In short the larger the aperture the smaller the spot size and the longer the focal length then the more this spot is magnified on the image surface. Because these two parameters are linear, the spot size is given not by absolute value but by their ratio.
Another rule of thumb you should remember from the same article is if you halve the F ratio of a given lens design, you will square the price of the lens to maintain quality.
Whether you are using film or a digital camera, if you are using an F8 lens you are limited to a resolution of 10.8 microns. I chose F8 because it is difficult to find a lens with a shorter F ratio that can achieve its theoretical maximum. Most lenses on consumer cameras (often up through prosumer SLR) are limited to the resolution they see at F8 due to errors in the lens design and polish. In fact, most of these cameras do better if they are stopped down a little.
Knowing the resolution of an F8 lens (we will round it down to 10 microns to make the math easier), we can see the equivalent resolution of film:
- 135 format (35mm) is 24mm x 35mm, giving 2400 x 3500 pixels (8.4 MP)
- 120/220/ is what most professionals use with a 56mm x 90mm frame, or 5600 x 9000 pixels (50MP)
- 4″ by 5″ sheet film mostly used for landscapes and some fashion photography gives roughly 10,000 x 12,500 pixels (125MP)
- 8″ x 10″ (which is what Ansel Adams used) would be 20,000 x 25,000 pixels (500MP)
And just for fun, the largest sheet film currently available is the Polaroid 20″ X 24″ used for recording large works of art (murals, tapestries etc.), which gives about 500,000 X 600,000 (3GP). If you want larger negatives than this, you will need to coat a glass plate yourself.
Bottom line: If your only concern is resolution, you should not be looking at a digital camera.

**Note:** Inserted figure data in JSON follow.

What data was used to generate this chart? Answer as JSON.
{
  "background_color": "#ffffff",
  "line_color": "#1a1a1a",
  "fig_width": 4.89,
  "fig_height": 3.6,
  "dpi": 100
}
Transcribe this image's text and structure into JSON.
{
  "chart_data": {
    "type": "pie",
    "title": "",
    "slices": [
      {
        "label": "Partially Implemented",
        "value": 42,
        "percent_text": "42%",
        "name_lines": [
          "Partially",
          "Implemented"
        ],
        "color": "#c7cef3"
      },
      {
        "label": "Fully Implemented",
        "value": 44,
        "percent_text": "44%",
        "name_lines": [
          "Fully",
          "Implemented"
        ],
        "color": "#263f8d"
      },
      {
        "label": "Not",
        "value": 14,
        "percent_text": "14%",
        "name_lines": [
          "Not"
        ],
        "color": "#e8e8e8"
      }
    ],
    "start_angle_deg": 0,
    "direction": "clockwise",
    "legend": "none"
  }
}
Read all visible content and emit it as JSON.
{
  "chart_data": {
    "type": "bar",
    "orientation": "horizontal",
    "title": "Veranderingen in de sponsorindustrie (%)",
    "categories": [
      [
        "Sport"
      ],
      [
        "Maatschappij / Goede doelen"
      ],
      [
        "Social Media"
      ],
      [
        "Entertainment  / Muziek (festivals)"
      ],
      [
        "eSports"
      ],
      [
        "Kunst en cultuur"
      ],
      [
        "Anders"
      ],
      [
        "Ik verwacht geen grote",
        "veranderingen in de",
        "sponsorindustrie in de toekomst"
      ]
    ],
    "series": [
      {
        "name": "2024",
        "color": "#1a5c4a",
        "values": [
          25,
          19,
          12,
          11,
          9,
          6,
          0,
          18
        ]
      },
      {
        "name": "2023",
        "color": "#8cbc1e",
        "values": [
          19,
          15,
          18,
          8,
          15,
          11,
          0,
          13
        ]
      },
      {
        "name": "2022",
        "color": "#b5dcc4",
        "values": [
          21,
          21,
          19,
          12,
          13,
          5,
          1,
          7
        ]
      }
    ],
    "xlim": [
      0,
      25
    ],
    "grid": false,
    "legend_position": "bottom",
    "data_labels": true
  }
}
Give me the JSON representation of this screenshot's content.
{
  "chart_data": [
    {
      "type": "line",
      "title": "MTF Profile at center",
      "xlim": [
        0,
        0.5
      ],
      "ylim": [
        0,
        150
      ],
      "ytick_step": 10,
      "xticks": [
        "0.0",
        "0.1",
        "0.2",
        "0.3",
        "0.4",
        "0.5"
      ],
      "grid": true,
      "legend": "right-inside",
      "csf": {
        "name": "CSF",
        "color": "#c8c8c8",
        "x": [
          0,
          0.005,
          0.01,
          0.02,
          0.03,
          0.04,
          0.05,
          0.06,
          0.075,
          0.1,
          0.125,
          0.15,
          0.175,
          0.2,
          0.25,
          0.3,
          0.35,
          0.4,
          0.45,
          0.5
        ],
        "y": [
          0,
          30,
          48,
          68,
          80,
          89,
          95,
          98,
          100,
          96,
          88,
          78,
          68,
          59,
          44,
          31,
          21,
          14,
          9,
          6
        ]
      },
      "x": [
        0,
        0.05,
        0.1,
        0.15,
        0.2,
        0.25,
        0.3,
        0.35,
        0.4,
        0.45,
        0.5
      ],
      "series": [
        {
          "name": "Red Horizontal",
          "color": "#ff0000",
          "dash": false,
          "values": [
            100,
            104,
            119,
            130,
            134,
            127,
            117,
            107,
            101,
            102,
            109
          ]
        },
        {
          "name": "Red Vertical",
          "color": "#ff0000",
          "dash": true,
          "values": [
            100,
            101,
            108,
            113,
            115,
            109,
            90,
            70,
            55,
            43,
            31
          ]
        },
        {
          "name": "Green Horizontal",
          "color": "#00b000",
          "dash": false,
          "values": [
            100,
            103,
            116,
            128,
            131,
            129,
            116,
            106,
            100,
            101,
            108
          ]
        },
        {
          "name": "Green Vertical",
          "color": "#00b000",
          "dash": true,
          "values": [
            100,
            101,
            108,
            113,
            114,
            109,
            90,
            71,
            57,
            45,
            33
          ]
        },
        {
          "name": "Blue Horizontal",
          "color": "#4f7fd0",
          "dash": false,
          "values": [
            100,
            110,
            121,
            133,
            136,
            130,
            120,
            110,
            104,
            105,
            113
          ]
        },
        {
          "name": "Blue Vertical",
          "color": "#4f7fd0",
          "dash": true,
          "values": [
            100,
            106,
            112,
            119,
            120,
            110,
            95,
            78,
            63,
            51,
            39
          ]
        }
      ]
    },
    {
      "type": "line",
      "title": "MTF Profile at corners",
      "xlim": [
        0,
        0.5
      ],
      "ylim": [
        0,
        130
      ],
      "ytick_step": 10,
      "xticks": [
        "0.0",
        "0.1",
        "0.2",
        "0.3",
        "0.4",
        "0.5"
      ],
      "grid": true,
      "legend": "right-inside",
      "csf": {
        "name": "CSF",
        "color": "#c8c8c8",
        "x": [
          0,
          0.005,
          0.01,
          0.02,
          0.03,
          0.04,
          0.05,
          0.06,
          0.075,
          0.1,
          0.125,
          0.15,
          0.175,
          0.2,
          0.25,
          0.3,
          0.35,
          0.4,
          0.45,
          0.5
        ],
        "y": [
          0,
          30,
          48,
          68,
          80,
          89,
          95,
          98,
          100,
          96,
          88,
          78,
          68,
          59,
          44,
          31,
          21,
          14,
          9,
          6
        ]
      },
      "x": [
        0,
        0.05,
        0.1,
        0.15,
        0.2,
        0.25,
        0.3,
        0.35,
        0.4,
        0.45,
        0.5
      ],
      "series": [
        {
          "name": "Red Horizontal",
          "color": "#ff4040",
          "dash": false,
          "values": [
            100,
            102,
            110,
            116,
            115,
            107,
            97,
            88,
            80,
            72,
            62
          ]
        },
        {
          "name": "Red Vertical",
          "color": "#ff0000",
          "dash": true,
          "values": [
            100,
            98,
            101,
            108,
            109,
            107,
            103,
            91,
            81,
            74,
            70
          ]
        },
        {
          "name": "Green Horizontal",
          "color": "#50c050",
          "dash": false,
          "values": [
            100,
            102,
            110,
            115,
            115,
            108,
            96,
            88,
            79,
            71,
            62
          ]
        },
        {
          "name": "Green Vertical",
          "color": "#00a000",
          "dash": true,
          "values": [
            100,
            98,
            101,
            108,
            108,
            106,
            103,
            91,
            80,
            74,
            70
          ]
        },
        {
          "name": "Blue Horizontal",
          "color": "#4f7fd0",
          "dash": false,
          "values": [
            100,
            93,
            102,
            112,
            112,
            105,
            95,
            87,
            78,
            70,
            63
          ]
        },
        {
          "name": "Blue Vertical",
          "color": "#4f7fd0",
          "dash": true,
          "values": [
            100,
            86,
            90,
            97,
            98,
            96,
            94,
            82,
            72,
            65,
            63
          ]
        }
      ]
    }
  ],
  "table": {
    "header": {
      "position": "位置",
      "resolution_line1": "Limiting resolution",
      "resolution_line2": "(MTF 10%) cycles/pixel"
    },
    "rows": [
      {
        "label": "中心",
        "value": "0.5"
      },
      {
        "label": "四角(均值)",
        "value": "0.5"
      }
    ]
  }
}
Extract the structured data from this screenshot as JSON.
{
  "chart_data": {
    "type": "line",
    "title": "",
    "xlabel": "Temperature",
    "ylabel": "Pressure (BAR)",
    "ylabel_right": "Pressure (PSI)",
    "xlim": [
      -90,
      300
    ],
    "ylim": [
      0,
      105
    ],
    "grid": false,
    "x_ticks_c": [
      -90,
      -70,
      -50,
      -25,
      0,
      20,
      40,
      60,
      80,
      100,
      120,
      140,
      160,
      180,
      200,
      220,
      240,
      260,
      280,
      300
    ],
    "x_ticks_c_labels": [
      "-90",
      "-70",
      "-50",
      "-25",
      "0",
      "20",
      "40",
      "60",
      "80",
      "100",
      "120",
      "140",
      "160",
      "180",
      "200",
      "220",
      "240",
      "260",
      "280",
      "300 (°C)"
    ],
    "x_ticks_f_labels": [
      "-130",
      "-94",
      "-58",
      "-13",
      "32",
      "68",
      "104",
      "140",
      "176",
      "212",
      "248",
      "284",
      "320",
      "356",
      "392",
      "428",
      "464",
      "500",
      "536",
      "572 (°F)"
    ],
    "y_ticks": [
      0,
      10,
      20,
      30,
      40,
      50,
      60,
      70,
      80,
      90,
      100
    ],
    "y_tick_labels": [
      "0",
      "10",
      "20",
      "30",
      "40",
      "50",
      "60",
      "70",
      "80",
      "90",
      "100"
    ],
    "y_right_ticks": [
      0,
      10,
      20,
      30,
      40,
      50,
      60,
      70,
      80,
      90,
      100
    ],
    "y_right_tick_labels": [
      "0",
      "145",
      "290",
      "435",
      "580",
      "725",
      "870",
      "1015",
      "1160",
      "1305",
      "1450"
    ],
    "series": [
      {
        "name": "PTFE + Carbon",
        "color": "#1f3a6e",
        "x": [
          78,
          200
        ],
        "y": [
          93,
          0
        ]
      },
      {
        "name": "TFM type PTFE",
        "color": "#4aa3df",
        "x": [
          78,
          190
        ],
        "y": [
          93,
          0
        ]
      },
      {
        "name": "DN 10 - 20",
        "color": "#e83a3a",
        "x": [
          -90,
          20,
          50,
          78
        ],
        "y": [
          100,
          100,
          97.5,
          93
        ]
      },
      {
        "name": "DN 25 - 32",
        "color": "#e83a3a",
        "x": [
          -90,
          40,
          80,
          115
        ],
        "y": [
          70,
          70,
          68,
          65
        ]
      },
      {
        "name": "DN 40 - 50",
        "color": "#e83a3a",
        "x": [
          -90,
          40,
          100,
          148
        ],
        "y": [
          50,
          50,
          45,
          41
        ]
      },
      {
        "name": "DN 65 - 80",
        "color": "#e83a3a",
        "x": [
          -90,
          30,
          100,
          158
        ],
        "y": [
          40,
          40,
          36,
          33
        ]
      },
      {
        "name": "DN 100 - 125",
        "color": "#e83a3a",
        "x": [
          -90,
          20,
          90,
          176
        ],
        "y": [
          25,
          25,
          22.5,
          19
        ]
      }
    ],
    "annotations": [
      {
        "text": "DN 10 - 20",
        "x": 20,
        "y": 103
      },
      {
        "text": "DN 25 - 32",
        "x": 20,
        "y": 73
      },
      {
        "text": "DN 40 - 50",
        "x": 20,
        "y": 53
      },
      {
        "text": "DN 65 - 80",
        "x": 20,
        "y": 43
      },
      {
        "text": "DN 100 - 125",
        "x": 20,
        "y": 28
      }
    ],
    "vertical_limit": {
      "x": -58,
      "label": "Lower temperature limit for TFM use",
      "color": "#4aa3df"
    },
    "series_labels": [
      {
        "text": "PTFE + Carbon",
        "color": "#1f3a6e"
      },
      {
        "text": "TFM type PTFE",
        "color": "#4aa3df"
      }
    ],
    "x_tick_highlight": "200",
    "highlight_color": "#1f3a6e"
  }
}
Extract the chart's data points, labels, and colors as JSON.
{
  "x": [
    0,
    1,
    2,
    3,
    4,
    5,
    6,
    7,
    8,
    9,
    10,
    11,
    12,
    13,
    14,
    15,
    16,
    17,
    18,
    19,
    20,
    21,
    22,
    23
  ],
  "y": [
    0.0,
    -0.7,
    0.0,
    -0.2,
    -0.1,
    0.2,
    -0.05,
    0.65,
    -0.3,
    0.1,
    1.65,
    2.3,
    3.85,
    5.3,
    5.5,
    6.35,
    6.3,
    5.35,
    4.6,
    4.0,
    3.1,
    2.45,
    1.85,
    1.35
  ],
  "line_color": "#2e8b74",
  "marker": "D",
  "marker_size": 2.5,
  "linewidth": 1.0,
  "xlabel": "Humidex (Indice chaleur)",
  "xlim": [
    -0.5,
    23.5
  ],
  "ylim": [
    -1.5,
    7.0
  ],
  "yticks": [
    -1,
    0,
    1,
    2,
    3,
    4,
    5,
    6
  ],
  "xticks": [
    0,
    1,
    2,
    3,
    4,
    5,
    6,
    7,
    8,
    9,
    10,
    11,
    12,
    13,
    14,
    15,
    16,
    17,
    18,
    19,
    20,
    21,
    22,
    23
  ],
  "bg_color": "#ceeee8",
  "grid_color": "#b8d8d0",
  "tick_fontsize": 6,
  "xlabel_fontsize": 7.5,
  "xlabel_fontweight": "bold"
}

The only cameras I know of that come close to medium format resolution with a good pixel size are made by Phase One and Hassleblad. From what I understand, Fujifilm also makes one in this size but I have not seen one in person. You should be more interested in a 120/220 format camera or better yet, an 8″ by 10″ sheet camera.
There are three reasons to choose a digital camera over a film camera:
- First, and the reason most of us choose to make the transition, is to avoid the per exposure cost associated with film and the limited number of exposures on a role;
- Second is to avoid the dark room altogether in order to shorten the time between exposure and publication, and
- Third, because the length of an exposure on film would be prohibitively long to capture the event you are interested in, such as in sports or scientific research.
Ed Note: Having spent some time in the “film” world, I have been mightily impressed with digital cameras for many of the reasons Ian listed; however, I have enlarged prints to 16″ x 20″ from ¼ of a 35mm negative (B&W, fine grain) to presentation quality, which is impossible with digital “prosumer” cameras.